The New York City Department of Sanitation (DSNY) announced new rules Feb. 15 expanding the city’s commercial organic waste separation program. Some larger restaurants, chain restaurants and grocery stores will now be required to put their food waste to beneficial use instead of sending it to landfills where it releases methane gas, a harmful greenhouse gas and major contributor to climate change. The rules, published in the City Record, are expected to divert about 50,000 tons of food waste from landfills every year.
Businesses covered under the new rules include:
- Restaurants with a floor area of at least 15,000 square feet;
- Chain restaurants with 100 or more locations in the city that operate under common ownership or control, are individually franchised outlets of a parent business or do business under the same corporate name; and
- Food retailers (grocery stores) having a floor area space of at least 25,000 square feet.
“Businesses need to reduce, reuse and recycle their food scraps and waste. It’s critical to meeting the city’s greenhouse gas emissions reduction goals,” New York Sanitation Commissioner Kathryn Garcia says. “The department incorporated feedback it received from a public hearing and from citizens, business owners, industry representatives and other interested stakeholders as we worked through the rulemaking process. We are beginning our outreach to the covered businesses to educate them on the new rules. We are confident they will be able to succeed and meet our expectations.”
To comply with the new rules, covered businesses can hire a private carter, self-transport or process their food scraps onsite, as long as the material goes for beneficial use, such as for use as compost or in anaerobic digestion, a way of generating renewable energy. Businesses may also donate food that would otherwise be thrown away to a third-party charity or food bank, sell or donate the food to a farmer for feedstock or sell or donate meat byproducts to a rendering company.
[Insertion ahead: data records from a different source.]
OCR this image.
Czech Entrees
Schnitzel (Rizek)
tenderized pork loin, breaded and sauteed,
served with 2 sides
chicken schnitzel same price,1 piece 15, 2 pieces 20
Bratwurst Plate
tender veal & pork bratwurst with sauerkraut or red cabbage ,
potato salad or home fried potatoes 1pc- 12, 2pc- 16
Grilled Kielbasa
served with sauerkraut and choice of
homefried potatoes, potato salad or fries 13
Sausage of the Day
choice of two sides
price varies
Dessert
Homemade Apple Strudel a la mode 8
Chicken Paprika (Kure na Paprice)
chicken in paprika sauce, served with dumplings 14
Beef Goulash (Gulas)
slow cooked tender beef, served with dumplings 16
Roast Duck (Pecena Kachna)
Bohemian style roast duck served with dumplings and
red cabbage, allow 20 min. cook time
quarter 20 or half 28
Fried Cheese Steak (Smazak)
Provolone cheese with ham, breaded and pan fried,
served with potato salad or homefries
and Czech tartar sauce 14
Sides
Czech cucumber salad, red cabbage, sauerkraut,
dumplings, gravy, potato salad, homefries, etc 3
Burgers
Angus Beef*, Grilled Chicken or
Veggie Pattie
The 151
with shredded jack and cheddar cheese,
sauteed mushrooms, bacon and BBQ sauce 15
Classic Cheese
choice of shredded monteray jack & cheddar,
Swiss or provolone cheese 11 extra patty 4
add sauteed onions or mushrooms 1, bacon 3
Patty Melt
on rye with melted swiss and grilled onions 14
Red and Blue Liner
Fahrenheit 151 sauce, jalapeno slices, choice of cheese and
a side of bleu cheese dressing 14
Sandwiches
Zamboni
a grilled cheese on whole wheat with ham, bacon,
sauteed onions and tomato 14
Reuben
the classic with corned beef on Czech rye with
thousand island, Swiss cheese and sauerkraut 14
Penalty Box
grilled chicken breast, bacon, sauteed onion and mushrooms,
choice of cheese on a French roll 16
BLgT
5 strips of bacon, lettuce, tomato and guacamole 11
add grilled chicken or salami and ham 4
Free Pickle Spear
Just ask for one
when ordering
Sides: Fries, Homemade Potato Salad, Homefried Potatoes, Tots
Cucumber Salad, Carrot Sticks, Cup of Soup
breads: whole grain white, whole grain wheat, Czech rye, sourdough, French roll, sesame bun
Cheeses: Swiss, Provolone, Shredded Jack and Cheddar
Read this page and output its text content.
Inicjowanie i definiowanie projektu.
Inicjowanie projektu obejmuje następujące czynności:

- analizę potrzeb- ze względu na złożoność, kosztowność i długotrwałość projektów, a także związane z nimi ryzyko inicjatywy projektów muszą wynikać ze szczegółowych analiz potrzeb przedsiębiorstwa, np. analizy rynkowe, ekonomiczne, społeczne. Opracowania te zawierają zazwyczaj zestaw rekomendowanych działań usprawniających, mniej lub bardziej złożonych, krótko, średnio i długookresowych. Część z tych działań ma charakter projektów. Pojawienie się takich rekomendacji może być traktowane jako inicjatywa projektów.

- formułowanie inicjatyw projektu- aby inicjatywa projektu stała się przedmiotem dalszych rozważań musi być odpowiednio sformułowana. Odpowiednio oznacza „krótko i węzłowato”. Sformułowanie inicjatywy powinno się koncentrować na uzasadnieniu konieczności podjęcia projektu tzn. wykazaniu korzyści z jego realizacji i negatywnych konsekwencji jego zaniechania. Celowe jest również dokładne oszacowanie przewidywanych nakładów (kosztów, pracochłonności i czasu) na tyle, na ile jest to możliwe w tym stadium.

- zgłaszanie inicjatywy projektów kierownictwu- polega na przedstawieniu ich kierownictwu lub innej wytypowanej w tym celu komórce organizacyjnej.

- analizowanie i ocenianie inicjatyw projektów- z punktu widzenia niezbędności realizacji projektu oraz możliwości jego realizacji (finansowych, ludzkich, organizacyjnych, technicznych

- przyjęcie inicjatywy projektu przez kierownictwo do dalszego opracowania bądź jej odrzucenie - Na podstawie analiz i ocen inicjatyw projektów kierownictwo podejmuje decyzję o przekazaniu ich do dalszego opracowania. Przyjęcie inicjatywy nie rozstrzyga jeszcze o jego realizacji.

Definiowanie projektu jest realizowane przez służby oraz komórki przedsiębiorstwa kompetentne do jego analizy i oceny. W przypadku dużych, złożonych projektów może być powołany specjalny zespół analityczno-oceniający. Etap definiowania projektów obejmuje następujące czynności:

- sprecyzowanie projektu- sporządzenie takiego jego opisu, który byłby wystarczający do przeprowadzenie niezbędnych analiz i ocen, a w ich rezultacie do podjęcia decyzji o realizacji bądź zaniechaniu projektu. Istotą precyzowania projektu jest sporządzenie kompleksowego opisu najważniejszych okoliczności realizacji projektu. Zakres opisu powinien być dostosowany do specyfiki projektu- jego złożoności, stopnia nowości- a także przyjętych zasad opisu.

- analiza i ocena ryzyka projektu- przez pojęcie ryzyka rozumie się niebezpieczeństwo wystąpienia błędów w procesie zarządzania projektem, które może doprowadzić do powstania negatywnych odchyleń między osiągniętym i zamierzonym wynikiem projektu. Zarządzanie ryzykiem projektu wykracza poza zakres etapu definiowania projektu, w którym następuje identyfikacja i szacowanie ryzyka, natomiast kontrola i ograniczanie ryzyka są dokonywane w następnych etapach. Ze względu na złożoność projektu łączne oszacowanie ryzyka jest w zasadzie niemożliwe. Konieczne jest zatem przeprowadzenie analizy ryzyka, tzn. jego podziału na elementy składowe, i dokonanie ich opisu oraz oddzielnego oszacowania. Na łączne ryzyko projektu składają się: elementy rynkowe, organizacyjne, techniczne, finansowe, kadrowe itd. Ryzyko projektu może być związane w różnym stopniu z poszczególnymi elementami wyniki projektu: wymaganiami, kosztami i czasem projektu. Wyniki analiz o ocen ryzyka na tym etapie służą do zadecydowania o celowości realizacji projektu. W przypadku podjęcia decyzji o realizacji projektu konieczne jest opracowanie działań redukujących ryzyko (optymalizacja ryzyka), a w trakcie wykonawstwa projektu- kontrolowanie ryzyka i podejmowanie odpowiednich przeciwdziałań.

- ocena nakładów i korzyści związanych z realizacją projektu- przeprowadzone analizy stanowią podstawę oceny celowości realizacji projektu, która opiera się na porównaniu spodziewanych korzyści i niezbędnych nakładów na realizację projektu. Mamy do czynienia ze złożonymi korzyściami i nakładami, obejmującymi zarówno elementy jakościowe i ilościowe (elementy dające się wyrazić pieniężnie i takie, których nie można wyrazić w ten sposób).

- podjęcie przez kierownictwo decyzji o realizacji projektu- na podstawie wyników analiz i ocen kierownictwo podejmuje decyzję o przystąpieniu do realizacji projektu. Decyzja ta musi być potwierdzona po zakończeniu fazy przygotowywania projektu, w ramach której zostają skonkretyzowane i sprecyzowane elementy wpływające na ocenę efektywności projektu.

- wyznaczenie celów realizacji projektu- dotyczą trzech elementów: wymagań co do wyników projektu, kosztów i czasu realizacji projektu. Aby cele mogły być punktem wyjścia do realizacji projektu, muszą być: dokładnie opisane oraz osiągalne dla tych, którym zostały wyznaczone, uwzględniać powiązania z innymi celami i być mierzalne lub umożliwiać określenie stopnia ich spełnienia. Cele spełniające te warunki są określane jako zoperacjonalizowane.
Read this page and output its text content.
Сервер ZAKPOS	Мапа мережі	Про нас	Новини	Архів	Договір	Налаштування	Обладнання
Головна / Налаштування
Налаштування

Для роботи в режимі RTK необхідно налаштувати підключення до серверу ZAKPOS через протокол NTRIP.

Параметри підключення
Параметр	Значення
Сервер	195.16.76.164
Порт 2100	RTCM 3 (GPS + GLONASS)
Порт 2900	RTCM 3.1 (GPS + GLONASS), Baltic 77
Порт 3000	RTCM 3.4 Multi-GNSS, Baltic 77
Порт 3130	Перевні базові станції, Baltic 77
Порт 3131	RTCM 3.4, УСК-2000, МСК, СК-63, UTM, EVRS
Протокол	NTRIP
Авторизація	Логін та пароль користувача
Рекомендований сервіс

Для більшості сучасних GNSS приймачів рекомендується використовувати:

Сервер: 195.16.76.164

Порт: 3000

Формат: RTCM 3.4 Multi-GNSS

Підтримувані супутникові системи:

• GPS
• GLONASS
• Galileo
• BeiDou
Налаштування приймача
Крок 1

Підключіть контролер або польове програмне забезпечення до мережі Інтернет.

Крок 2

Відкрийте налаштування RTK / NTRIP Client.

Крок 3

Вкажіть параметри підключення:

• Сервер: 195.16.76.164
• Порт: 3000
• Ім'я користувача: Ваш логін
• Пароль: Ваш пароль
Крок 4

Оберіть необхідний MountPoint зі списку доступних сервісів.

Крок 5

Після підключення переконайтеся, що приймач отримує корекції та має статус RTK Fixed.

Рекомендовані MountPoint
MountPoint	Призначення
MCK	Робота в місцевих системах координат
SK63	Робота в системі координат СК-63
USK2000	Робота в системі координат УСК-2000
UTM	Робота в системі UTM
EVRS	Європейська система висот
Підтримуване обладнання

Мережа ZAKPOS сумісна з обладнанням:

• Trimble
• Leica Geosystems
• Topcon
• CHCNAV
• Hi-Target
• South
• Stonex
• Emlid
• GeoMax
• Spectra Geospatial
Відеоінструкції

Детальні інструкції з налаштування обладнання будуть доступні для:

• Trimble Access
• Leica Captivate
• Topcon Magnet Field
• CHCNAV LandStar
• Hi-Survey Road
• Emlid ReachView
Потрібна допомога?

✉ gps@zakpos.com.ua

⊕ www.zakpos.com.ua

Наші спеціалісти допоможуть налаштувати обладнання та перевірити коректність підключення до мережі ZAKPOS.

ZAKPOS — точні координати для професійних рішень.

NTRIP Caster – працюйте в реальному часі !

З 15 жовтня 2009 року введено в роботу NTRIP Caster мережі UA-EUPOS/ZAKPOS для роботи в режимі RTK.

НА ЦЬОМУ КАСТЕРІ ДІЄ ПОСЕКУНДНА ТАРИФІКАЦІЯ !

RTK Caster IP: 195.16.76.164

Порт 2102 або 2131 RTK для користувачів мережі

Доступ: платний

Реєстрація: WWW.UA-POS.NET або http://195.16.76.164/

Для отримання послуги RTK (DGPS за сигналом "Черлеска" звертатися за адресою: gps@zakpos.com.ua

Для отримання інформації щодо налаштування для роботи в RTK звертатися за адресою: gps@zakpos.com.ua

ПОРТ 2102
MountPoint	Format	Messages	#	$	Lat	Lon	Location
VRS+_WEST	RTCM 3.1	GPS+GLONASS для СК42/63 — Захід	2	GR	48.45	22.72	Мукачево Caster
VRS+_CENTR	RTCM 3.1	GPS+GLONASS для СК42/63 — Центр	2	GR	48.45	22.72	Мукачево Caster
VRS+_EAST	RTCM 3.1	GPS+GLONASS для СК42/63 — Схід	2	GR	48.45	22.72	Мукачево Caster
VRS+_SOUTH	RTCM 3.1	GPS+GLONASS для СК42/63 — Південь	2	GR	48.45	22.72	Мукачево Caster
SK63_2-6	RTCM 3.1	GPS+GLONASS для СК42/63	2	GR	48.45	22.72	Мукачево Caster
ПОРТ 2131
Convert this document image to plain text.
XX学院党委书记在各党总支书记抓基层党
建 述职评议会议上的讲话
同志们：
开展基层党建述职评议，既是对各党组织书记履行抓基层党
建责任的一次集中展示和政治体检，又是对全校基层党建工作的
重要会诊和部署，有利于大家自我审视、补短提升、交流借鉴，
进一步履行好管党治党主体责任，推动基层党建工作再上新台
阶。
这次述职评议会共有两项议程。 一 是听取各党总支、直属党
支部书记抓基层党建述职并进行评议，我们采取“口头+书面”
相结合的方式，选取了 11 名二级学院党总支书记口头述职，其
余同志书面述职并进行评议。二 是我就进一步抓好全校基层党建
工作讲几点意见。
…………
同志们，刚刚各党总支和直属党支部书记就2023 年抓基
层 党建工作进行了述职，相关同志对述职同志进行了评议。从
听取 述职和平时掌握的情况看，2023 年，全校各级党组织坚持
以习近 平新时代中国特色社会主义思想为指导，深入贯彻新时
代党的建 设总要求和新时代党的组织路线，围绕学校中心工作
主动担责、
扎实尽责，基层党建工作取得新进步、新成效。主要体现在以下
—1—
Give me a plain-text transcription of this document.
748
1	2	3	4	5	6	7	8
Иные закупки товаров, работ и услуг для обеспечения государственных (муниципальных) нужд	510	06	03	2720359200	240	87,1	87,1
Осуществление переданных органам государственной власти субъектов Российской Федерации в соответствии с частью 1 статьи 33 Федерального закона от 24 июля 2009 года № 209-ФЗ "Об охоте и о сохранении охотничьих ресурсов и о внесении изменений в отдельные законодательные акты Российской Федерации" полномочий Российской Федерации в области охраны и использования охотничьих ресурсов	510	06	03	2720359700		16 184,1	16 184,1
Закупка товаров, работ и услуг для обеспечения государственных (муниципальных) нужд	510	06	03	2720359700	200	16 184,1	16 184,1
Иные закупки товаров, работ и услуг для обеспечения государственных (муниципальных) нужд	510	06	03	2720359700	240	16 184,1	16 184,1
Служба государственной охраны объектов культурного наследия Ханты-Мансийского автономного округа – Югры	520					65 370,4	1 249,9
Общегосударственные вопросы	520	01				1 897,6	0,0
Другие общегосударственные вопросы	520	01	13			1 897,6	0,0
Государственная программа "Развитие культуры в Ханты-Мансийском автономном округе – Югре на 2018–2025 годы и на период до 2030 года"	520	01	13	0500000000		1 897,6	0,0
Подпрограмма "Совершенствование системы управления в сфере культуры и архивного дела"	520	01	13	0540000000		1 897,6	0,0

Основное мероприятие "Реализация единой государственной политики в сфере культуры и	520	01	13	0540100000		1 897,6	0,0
To allow time for education and outreach, the rules takes effect in August 2018 and will be enforced starting February 2019. The department’s outreach staff, along with other relevant agency partners, will work to educate and inform businesses of the new rules. This includes mailers, trainings and in-person visits before the rules are enforced.
The new rule is a result of Local Law 146 of 2013, which requires the sanitation commissioner to evaluate whether there is sufficient capacity at regional food waste processing facilities to require additional city food waste-generating businesses to separate it from their refuse for its beneficial use. The department’s most recent assessment found that substantial available capacity exists to handle material from the newly covered establishments.
Food scraps and other organic waste make up more than one-third of all commercial putrescible waste in the city. Some businesses are already putting their food waste to reuse, both voluntarily and via a previously established rule, which covered businesses such as arenas and stadiums with more than 15,000 seats, food manufacturers with 25,000 square feet or more, food wholesalers with 20,000 square feet or more and food service establishments in hotels with 150 or more rooms. Those rules, which included about 300 businesses, became effective in January 2016, and were enforced starting in January 2017.